I've watched some arcade game documentaries, and was afraid Special When Lit would fall into focusing too much on the eccentrics. Thankfully, it didn't. Those people make up a tiny part of the whole documentary. Not to say there aren't some strange people out there, but to try and lump all players into that stereotype of the "pinball-playing weirdo nerds" is stupid, and I'm glad this film avoided doing so.

I was also afraid that Stern would get most of the coverage. Stern Pinball is presently the only company still making pinball machines, and I didn't want the whole film to turn into a giant commercial for them. Luckily it didn't. It covered the company, what they do, and moved on. I feel most of Stern's tables lack the magic and intricacy of previous decades. Not having any competition is an easy way to become lazy, and at times I think that's what happens. It's also kind of lame how nearly all Stern tables are made to promote current movies (of the time). Transformers, Avengers, Avatar, Iron Man, Shrek, Lord of the Rings, Batman, Pirates of the Caribbean, and Terminator 3 are just a few. Very few of their tables (and none of which are currently in production) are original or non-Hollywood promotional games. I understand that they have to make money, it just sucks overall.

It was cool, though, getting an inside look at the factory, and seeing that all tables are put together assembly style, and by hand at that. One person does their tiny thing and passes it on to the next person, and on and on. Bally, Williams, Gottlieb, Midway, and others got just as much (if not more) coverage than Stern, which I feel is appropriate, because all of the legends worked for those companies, and they really paved the way for the future of the game.

Tournaments also get a decent amount of coverage. It's great to watch super-skilled players actually play, as well as hear what they think about, how they get into the zone, and how it's a transcendental experience for them. Yes, some of them have weird habits when they play, but I think since they're the greatest players in the world, there's no problem with that. I like that the focus of the whole film isn't building up to a single tournament, because people would say, "Well, I don't really care about pinball, so why would I care about a tournament of wackos that play?" The focus is on the people creating, playing, and with highly informative inside knowledge of the game itself.

I enjoy pinball a lot, and really lucked out in having gone through my childhood right at the resurgence in the early 90s. My fondest memories are with the digital age machines, such as The Addams Family, Star Trek: The Next Generation, Twilight Zone, Creature from the Black Lagoon, Super Mario Bros., and Terminator 2: Judgement Day. Being a kid, I didn't really appreciate or know the history of the game. I was also only able to play when my parents and I would go somewhere that happened to have a machine or two.
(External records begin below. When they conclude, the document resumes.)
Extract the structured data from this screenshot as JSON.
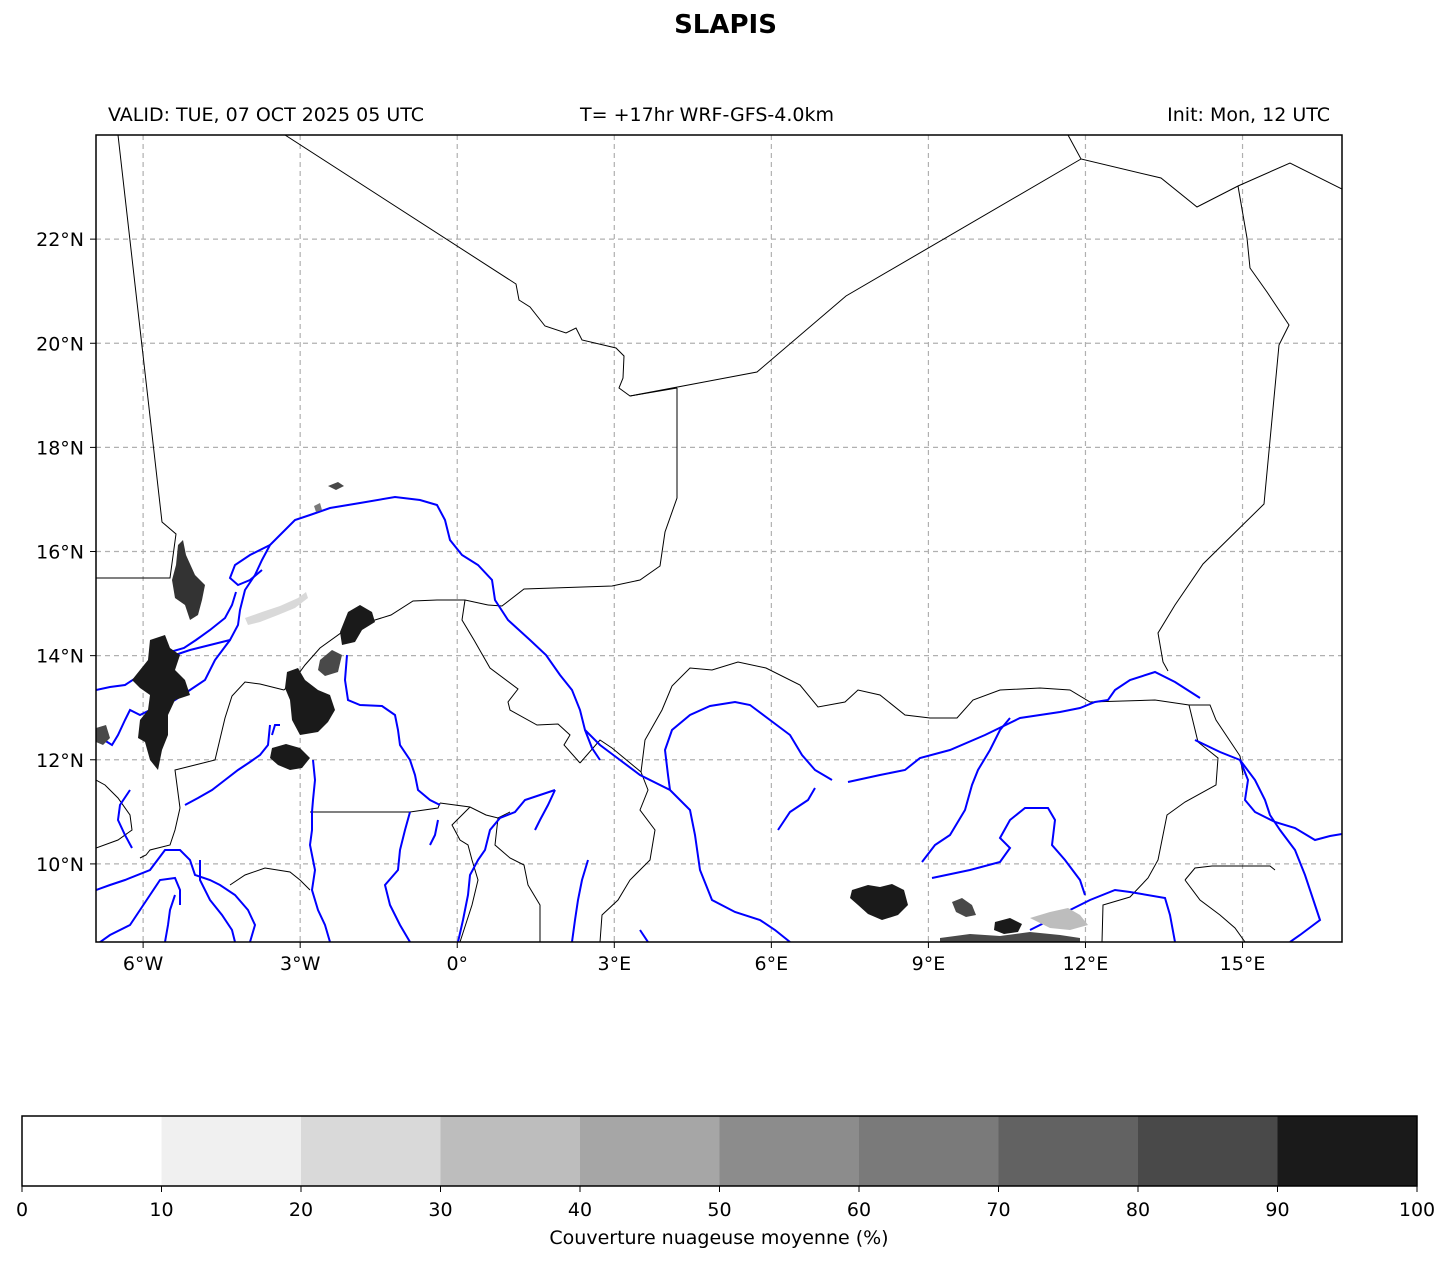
{
  "title": "SLAPIS",
  "subtitle": {
    "valid": "VALID: TUE, 07 OCT 2025 05 UTC",
    "lead": "T= +17hr WRF-GFS-4.0km",
    "init": "Init: Mon, 12 UTC"
  },
  "map": {
    "lon_range": [
      -6.9,
      16.9
    ],
    "lat_range": [
      8.5,
      24.0
    ],
    "lon_ticks": [
      {
        "value": -6,
        "label": "6°W"
      },
      {
        "value": -3,
        "label": "3°W"
      },
      {
        "value": 0,
        "label": "0°"
      },
      {
        "value": 3,
        "label": "3°E"
      },
      {
        "value": 6,
        "label": "6°E"
      },
      {
        "value": 9,
        "label": "9°E"
      },
      {
        "value": 12,
        "label": "12°E"
      },
      {
        "value": 15,
        "label": "15°E"
      }
    ],
    "lat_ticks": [
      {
        "value": 22,
        "label": "22°N"
      },
      {
        "value": 20,
        "label": "20°N"
      },
      {
        "value": 18,
        "label": "18°N"
      },
      {
        "value": 16,
        "label": "16°N"
      },
      {
        "value": 14,
        "label": "14°N"
      },
      {
        "value": 12,
        "label": "12°N"
      },
      {
        "value": 10,
        "label": "10°N"
      }
    ],
    "gridlines": true,
    "colors": {
      "borders": "#000000",
      "rivers": "#0000ff",
      "grid": "#b0b0b0"
    }
  },
  "colorbar": {
    "label": "Couverture nuageuse moyenne (%)",
    "ticks": [
      "0",
      "10",
      "20",
      "30",
      "40",
      "50",
      "60",
      "70",
      "80",
      "90",
      "100"
    ],
    "colors": [
      "#ffffff",
      "#f0f0f0",
      "#d9d9d9",
      "#bdbdbd",
      "#a6a6a6",
      "#8c8c8c",
      "#7a7a7a",
      "#626262",
      "#494949",
      "#1a1a1a"
    ]
  }
}
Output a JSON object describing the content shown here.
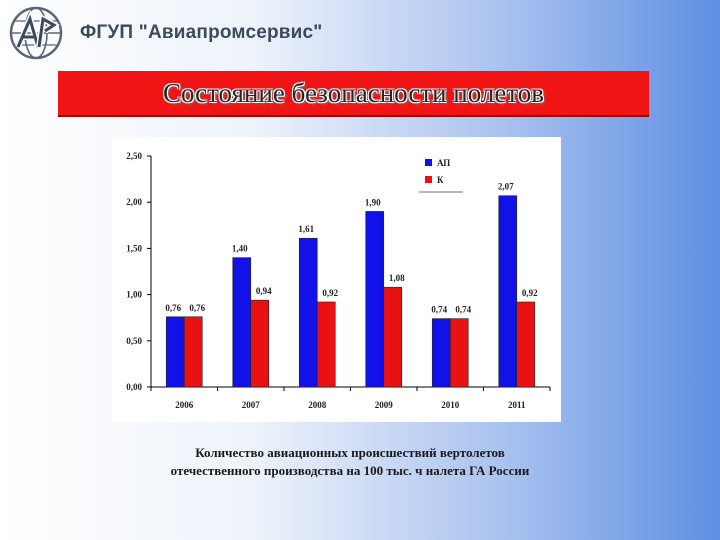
{
  "header": {
    "org_name": "ФГУП \"Авиапромсервис\""
  },
  "banner": {
    "title": "Состояние безопасности полетов"
  },
  "caption": {
    "line1": "Количество авиационных происшествий вертолетов",
    "line2": "отечественного производства на 100 тыс. ч налета ГА России"
  },
  "colors": {
    "series_an": "#1212e8",
    "series_k": "#e81212",
    "banner": "#f01414"
  },
  "chart_data": {
    "type": "bar",
    "categories": [
      "2006",
      "2007",
      "2008",
      "2009",
      "2010",
      "2011"
    ],
    "series": [
      {
        "name": "АП",
        "values": [
          0.76,
          1.4,
          1.61,
          1.9,
          0.74,
          2.07
        ],
        "labels": [
          "0,76",
          "1,40",
          "1,61",
          "1,90",
          "0,74",
          "2,07"
        ]
      },
      {
        "name": "К",
        "values": [
          0.76,
          0.94,
          0.92,
          1.08,
          0.74,
          0.92
        ],
        "labels": [
          "0,76",
          "0,94",
          "0,92",
          "1,08",
          "0,74",
          "0,92"
        ]
      }
    ],
    "yticks": [
      0,
      0.5,
      1.0,
      1.5,
      2.0,
      2.5
    ],
    "ytick_labels": [
      "0,00",
      "0,50",
      "1,00",
      "1,50",
      "2,00",
      "2,50"
    ],
    "ylim": [
      0,
      2.5
    ],
    "grid": false,
    "legend_position": "top-right",
    "title": "",
    "xlabel": "",
    "ylabel": ""
  }
}
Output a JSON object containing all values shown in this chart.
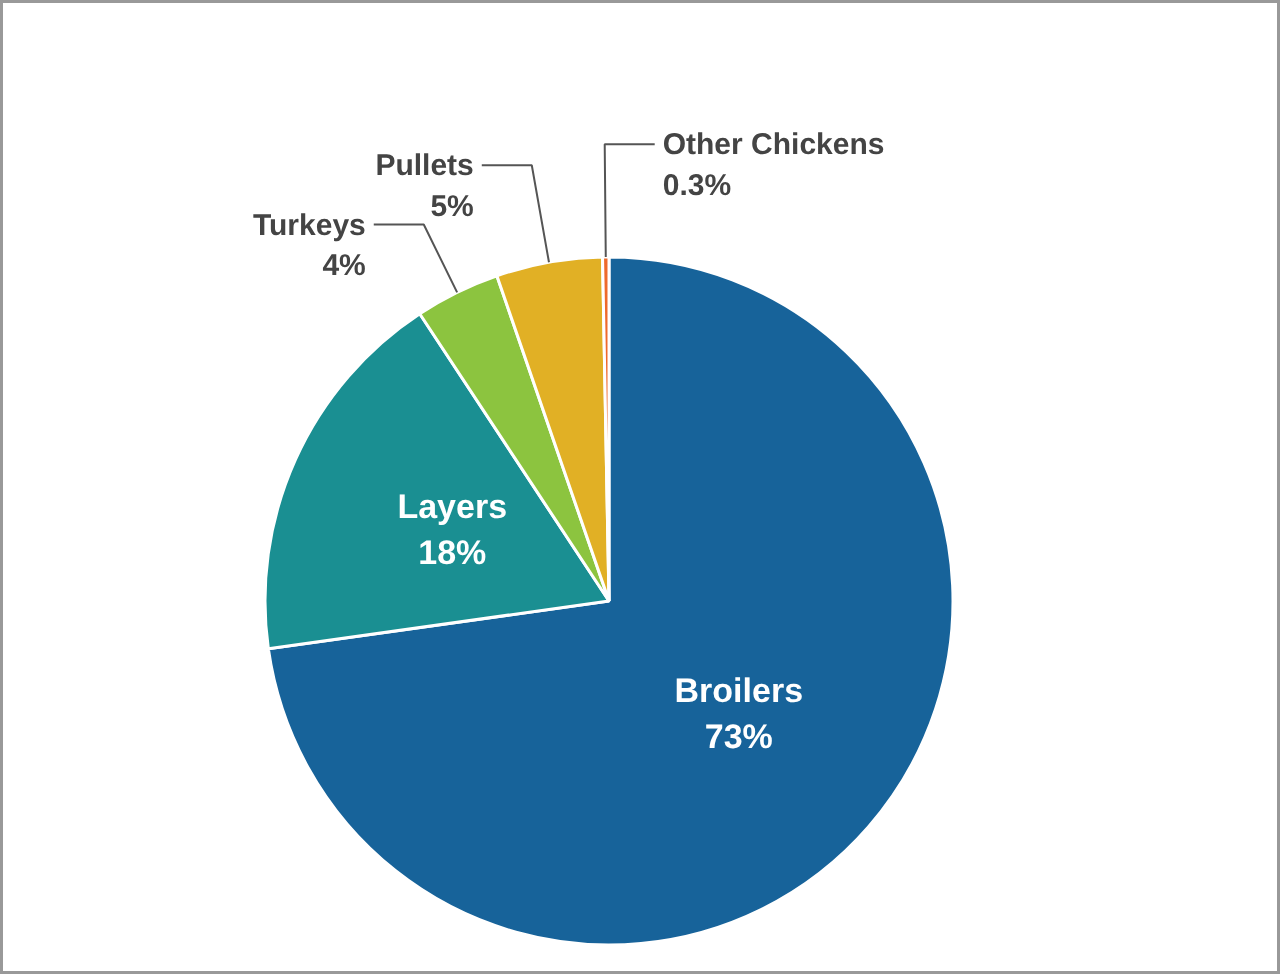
{
  "chart_data": {
    "type": "pie",
    "categories": [
      "Broilers",
      "Layers",
      "Turkeys",
      "Pullets",
      "Other Chickens"
    ],
    "values": [
      73,
      18,
      4,
      5,
      0.3
    ],
    "value_labels": [
      "73%",
      "18%",
      "4%",
      "5%",
      "0.3%"
    ],
    "colors": [
      "#17639a",
      "#1a8f92",
      "#8cc43f",
      "#e1b025",
      "#ee6a2c"
    ]
  }
}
I also didn't realize as a kid that the game as I knew it went back to the 1950s.

Although pinball is still around, it's definitely something you'll have to take time to find as opposed to walking into various businesses and them all having tables at the ready. The history of the game and the scope it had is immense. It is a huge part of our culture.

It was interesting to note how bitter some of the interviewees seemed towards video games, since they totally stole the thunder of pinball. They are also resentful of console gaming, and there's a smug sense of satisfaction present when they're talking about the crash of 1983. Video games "just couldn't stand up on their own, but pinball is forever." The documentary avoids talking about the Nintendo revival or anything past that, however.

Still, I can't really compare the two because they're so different. I love having a pinball machine in front of me. To have that huge mechanical machine, blanketed with lights, roaring with music and sound, begging you to challenge it, there's nothing else like it. Special When Lit is definitely worth watching.